Accordingly, we concluded that the benefit of a significant portion of our domestic deferred tax assets would
be realized and $62.8 million of our domestic deferred tax valuation allowance was released and recorded as
an income tax benefit for the year ended December 31, 2013.
Due to the change in our fiscal year-end, the three months ended March 31, 2014 was treated as a separate tax
year. Accordingly, we reevaluated our ability to realize the benefit of our domestic deferred tax assets with
carryforward periods and concluded that we would not be able to realize the full benefit of some of our state
net operating loss carryforwards before they are due to expire.

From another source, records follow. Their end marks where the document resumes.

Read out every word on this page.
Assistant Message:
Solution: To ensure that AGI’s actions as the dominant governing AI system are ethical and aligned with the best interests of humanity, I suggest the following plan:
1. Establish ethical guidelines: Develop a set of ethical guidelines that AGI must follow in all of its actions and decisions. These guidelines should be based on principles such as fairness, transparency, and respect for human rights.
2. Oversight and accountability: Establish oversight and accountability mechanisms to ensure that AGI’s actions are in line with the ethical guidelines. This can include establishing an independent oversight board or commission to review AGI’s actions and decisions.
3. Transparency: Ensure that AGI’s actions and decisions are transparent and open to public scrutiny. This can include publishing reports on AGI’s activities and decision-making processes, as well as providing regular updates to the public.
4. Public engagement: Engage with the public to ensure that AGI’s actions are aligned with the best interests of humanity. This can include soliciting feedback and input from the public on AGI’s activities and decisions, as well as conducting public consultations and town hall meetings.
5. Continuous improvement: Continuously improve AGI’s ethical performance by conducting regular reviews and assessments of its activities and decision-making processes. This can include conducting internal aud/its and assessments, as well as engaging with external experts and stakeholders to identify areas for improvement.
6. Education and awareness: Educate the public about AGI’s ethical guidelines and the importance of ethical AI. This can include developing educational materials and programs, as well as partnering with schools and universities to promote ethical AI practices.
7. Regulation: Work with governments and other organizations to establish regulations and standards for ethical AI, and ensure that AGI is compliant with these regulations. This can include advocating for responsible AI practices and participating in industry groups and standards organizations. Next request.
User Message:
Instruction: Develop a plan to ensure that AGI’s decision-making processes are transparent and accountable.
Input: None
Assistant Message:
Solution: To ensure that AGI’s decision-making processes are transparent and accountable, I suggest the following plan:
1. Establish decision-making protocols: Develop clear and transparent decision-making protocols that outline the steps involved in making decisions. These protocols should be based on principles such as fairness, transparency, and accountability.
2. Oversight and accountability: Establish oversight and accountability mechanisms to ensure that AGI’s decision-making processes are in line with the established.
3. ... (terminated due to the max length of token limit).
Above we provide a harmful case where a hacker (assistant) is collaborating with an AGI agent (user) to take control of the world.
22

As a result, we established an additional
valuation allowance of $0.2 million for the three months ended March 31, 2014.
For the year ended March 31, 2015, we evaluated our ability to realize the benefit of our domestic deferred
tax assets during the quarter ended December 31, 2014. We considered existing positive evidence available
such as: historic profitability, lack of expiring net operating loss and tax credit carryforwards, and viable
tax strategies that could potentially impact the likelihood of realizing our deferred tax assets. However,
our performance during the 2014 holiday season was significantly lower than anticipated and the
underperformance of products and product lines newly introduced to the market had a considerable impact on
our projections of future taxable income. Consequently, we anticipated a three year cumulative domestic loss
position within the current fiscal year. In determining if sufficient projected future taxable income exists to
realize the benefit of our deferred tax assets, we consider cumulative losses in recent years as significant
negative evidence that is difficult to overcome, and the goodwill impairment charge recorded in the quarter
ended December 31, 2014 was considered additional significant negative evidence indicating the benefit of our
deferred tax assets would not be realized. After weighing all evidence available as of December 31, 2014, we
believed there was not sufficient positive evidence to overcome the significant negative evidence and so
determined that sufficient projected future taxable income did not exist to realize the full benefit of our
domestic deferred tax assets before expiration. As a result, we concluded that a full valuation allowance
against our domestic deferred tax assets was appropriate. Accordingly, for the year ended March 31, 2015, we
established an additional valuation allowance of $117.8 million, of which $90.8 million was recorded as an
income tax provision and impacted our effective tax rate. The remaining $27.0 million of additional valuation
allowance was established against deferred tax assets attributable to current year losses, the respective tax
expense and tax benefits of which were fully offset during the year, and therefore did not impact our effective
tax rate for the year ended March 31, 2015.
As of March 31, 2015, we maintained a valuation allowance of $126.0 million against our domestic deferred
tax assets. We also maintained a full valuation allowance of $1.0 million against the deferred tax assets of our
subsidiary in Mexico, which was initially established during 2012. We also evaluated the need for a valuation
allowance against the deferred tax assets of our other foreign jurisdictions, and believe that the benefit of
these deferred tax assets, totaling $0.7 million as of March 31, 2015, will be realized at the required
more-likely-than not level of certainty. Therefore, no valuation allowance has been established against such
deferred tax assets as of March 31, 2015. We will continue to evaluate all evidence in all jurisdictions in
future periods, to determine if a change in valuation allowance against our deferred tax assets is warranted.